L-glutamate decreases the long growth of roots in
A. thaliana and promotes branching, but the effects are not blocked by antagonist DNQX, MK-801 or AP-5, which are known to block ionotropic glutamate receptors in animals [
6,
13]. The exact classification of the glutamate receptor subtypes in the roots of various plants remains to be determined; however, for the plants examined, they appear similar to ionotropic glutamate receptors in animals [
9,
14]. Glutamate exposure produces a Ca
2+ flux in plant roots though a glutamate-like receptor, as noted in some types of glutamate receptors in animals [
15,
16,
17]. The view is that this response may aid the plant in detecting a nitrogen source. The rhizoids of
M. inflexa did not appear express glutamate-like receptors in the culture conditions used in this study. Thus, glutamate responses do not appear to be universal in land plants. However, glutamate-like receptors might be expressed in other structures of
M. inflexa. The genomic and proteomic analysis of different tissues of
M. inflexa would help reveal the possibility of expression and location in a subtype of glutamate receptors.
The flow-through protocol presented allows acute and repetitive exposure to compounds. The ease of electrical recording with a reference electrode and conductive paint in contact with the plant, and a glass microelectrode placed within the plant, provides a means to measure ionic flow within the plant. In addition, cocktails of compounds can also be examined, as can agonists and antagonists, to examine potential types of receptors present on roots. The intracellular types of amplifiers for use in monitoring DC potentials over long periods are generally in the cost range of USD 5000, while measuring rapid changes or DC changes with the impedance converter, as used in this study, is in the range of USD 500–800. Both amplifiers require an analog-to-digital converter to be able to record to a computer. The glass electrode approach requires a manipulator and holder to aid in the placement of the glass electrode (~800 USD); thus, the impedance measures are cheaper to conduct with regard to equipment requirements.
It was anticipated that larger impedance measures would be correlated with larger signals obtained with glass electrodes. However, the opposite correlation occurred in
P. sativum. In general, as the magnitude of the response increases for the impedance method, the magnitude of the glass electrode response decreases (
Figure 9). For
M. inflexa, there was no noticeable correlation in magnitude between the two techniques. This is surprising considering how close the two recording leads were to one another within the plant.
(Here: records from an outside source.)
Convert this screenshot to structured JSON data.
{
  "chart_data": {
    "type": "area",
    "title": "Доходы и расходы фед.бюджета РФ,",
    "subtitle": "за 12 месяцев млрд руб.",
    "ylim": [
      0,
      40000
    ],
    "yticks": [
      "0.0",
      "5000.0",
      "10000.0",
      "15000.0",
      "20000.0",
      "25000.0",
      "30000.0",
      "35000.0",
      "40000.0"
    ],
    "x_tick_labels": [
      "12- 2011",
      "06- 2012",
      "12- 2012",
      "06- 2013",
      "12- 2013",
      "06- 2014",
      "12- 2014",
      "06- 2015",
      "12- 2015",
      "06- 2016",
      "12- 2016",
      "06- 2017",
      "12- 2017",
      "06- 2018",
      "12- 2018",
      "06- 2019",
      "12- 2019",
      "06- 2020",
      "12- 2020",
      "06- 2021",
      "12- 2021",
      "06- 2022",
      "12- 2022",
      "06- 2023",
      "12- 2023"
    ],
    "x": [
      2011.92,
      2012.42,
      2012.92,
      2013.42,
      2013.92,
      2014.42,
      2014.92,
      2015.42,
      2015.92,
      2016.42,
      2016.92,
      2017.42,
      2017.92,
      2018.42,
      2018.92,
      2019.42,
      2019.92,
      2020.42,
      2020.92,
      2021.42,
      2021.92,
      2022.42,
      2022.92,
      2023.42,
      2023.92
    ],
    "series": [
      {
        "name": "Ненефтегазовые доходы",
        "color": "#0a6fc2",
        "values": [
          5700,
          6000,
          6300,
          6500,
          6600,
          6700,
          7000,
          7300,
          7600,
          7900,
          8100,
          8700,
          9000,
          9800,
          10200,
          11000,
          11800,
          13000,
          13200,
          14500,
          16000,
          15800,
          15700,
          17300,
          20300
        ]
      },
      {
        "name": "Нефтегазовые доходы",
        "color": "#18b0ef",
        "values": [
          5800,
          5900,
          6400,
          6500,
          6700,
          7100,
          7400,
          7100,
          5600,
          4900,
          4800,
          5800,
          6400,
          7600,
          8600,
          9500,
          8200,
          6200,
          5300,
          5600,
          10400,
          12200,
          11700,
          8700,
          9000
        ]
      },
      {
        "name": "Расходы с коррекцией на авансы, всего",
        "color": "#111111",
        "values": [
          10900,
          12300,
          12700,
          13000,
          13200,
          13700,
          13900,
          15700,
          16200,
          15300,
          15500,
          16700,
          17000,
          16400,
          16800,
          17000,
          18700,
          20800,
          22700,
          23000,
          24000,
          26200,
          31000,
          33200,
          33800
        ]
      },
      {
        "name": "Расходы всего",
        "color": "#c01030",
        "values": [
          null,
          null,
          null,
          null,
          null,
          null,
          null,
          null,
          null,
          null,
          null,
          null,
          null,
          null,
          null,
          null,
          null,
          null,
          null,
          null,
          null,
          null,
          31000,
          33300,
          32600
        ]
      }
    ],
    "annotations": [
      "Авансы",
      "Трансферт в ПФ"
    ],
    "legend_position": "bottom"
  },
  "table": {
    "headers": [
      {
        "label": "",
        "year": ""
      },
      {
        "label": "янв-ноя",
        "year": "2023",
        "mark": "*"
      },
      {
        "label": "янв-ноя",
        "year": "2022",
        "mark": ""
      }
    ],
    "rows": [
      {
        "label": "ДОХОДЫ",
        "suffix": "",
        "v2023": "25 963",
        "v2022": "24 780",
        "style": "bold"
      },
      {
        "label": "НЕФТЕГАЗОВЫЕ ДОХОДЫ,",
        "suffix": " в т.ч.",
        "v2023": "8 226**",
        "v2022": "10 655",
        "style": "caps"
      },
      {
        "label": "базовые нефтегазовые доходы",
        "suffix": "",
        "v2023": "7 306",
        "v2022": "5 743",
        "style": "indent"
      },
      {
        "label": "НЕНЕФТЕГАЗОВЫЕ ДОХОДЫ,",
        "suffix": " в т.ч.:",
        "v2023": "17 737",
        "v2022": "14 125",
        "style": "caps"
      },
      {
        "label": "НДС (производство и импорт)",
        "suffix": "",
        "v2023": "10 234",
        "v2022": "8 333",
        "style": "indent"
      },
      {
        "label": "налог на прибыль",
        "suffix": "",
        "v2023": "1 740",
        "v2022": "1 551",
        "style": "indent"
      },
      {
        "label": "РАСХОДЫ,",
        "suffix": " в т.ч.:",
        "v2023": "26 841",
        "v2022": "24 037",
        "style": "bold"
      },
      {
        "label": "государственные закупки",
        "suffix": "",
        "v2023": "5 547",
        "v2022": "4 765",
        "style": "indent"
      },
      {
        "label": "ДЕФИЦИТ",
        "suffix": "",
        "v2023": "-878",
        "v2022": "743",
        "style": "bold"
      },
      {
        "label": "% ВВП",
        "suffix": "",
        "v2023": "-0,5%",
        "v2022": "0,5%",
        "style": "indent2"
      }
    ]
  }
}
When observing the plot associated with
P. sativum (
Figure 9), the inverse correlation between the amplitudes/magnitudes for the two recording techniques allows us to pose interesting questions. If using two recording techniques simultaneously, will one of the recording methods present a more favorable path of conductivity—whether due to its proximity to the response site, or because of the corresponding compartment within which the recording electrode is placed—and, therefore, conduct a higher percentage of the plant’s total electrical response than the other recording electrode? Looking at the 0.3 M KCl flow-through for
P. sativum in
Figure 9, the four largest impedance measures for “
P. sativum-KCl”, are associated with the four smallest glass electrode measures for the same compound. Correspondingly, when looking at glutamate flow-through for
P. sativum, three of the four largest glass electrode measures produced three of the four smallest impedance measures for the same compound.
The exposure of roots/rhizoids to various compounds known in nature can occur for short periods of time with deluges and other natural phenomena, or over long periods of time as compounds containing organic materials decompose in the environment around a plant. These same methods could be used to study the long-term exposure of plants grown in soil, where soils might favor the retention of certain compounds over others. In addition, the examination of compounds exposed to roots while leaves may be photosynthesizing in different wavelengths, and/or being exposed to volatile substances, could be readily examined using the protocols and methods presented.